The dissertation uses data from the Health and Retirement Study (HRS), a multi-cohort longitudinal survey of a large and nationally representative sample of adults age 51 years and older. The HRS aims to identify and better understand the social, economic, psychosocial, and physical factors that influence and result from retirement. Since its inception in 1992, data have been collected every two years on the original HRS cohort and on subsequent cohorts added to the study. The "core" HRS interview is conducted face-to-face at baseline and collects data on demographic characteristics; housing and family structure; employment, income, assets, and insurance; health care, health status, cognition, and disability; and life expectations. Beginning in 2004, HRS respondents were asked to complete a psychosocial questionnaire that included measures of everyday and lifetime discrimination, among other factors, and in 2006 biomarkers--including CRP--were collected from one half of the study sample; biomarkers were collected from the other half in 2008. To maintain sufficient statistical power to detect differences in CRP, multivariate analyses are conducted with data from a hybrid 2006/2008 sample. The analysis involves statistical methods needed to appropriately adjust for the complex sampling design of HRS and to test the intricate causal pathways leading to race differences in CRP.

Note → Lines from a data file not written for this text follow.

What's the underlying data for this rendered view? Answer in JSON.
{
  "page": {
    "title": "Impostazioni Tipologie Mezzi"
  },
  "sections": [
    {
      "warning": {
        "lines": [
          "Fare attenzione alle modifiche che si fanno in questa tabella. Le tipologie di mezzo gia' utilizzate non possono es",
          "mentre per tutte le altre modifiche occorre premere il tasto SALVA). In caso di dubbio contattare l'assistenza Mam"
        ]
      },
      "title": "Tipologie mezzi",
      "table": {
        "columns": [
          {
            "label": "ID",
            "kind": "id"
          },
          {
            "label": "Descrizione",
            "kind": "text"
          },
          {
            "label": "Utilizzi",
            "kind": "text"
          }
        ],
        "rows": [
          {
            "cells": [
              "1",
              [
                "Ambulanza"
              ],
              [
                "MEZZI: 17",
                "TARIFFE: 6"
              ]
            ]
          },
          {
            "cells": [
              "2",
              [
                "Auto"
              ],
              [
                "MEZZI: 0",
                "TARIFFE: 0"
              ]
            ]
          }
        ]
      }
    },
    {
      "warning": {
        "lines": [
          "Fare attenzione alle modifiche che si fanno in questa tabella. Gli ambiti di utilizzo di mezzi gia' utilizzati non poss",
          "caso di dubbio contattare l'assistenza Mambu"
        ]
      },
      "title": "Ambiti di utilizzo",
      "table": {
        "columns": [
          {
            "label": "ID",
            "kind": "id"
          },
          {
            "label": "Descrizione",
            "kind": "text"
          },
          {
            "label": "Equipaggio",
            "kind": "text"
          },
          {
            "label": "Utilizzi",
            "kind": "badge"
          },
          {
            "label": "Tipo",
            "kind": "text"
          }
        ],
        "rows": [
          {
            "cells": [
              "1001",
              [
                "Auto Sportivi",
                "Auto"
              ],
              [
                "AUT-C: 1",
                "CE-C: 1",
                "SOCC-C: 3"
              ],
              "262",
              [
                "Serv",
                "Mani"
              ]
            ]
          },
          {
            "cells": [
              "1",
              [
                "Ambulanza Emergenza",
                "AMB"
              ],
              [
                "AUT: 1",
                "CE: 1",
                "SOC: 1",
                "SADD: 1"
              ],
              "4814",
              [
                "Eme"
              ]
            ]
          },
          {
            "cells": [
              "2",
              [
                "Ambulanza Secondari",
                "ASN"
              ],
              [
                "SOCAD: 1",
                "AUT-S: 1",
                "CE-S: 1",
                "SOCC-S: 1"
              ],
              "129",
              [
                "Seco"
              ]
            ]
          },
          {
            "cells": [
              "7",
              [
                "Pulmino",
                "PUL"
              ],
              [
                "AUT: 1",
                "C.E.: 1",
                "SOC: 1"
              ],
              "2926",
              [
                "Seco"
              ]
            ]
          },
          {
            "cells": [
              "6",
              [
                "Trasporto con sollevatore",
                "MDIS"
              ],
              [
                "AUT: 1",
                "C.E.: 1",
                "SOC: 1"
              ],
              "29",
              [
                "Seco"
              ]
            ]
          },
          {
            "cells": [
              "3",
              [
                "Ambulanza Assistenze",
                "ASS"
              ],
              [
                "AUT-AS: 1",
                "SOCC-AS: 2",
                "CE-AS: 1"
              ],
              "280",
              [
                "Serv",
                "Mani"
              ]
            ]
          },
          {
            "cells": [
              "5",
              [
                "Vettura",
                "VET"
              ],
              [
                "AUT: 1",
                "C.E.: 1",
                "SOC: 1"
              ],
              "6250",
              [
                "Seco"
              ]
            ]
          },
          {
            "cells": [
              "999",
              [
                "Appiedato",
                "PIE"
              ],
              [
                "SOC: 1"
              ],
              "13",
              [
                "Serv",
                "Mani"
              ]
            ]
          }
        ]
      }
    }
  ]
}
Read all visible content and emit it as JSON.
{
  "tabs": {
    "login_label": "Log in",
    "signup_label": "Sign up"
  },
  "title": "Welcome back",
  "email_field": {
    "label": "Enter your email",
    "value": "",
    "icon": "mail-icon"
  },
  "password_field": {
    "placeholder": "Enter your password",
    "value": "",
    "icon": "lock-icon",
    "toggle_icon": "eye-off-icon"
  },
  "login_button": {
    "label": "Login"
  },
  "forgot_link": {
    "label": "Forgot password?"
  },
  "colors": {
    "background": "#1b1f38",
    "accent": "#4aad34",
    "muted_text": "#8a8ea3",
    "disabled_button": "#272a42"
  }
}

In line with our hypotheses, African Americans have higher levels of CRP than non-Hispanic whites and reported greater exposure to everyday and lifetime discrimination. Hispanics do not significantly differ from non-Hispanic whites in CRP levels or in their reports or everyday and lifetime discrimination. In unadjusted models, everyday and major lifetime discrimination are positively associated with CRP. This association remains for lifetime discrimination in fully adjusted models but not for everyday discrimination. Both everyday and lifetime discrimination mediate racial/ethnic and gender differences in inflammation. Lifetime discrimination mediates these differences in and of itself, and in conjunction with other factors, particularly waist circumference. Everyday discrimination also mediates group differences in inflammation in conjunction with waist circumference. Vulnerability to discrimination does not differ by race/ethnicity or by gender, and the coping resources evaluated in this study do not buffer the effects of discrimination on inflammation.
This study supports the presence of racial differences in CRP--an indicator of systemic inflammation and a clinical risk factor for cardiovascular diseases--on a population-level. The findings also suggest that exposure to discrimination, a chronic stressor that disproportionately affects racial minorities, is associated with higher levels of CRP and partially explains racial and gender differences in inflammation. In all, these findings provides further support for the significant contributions of the social environment on health and health disparities.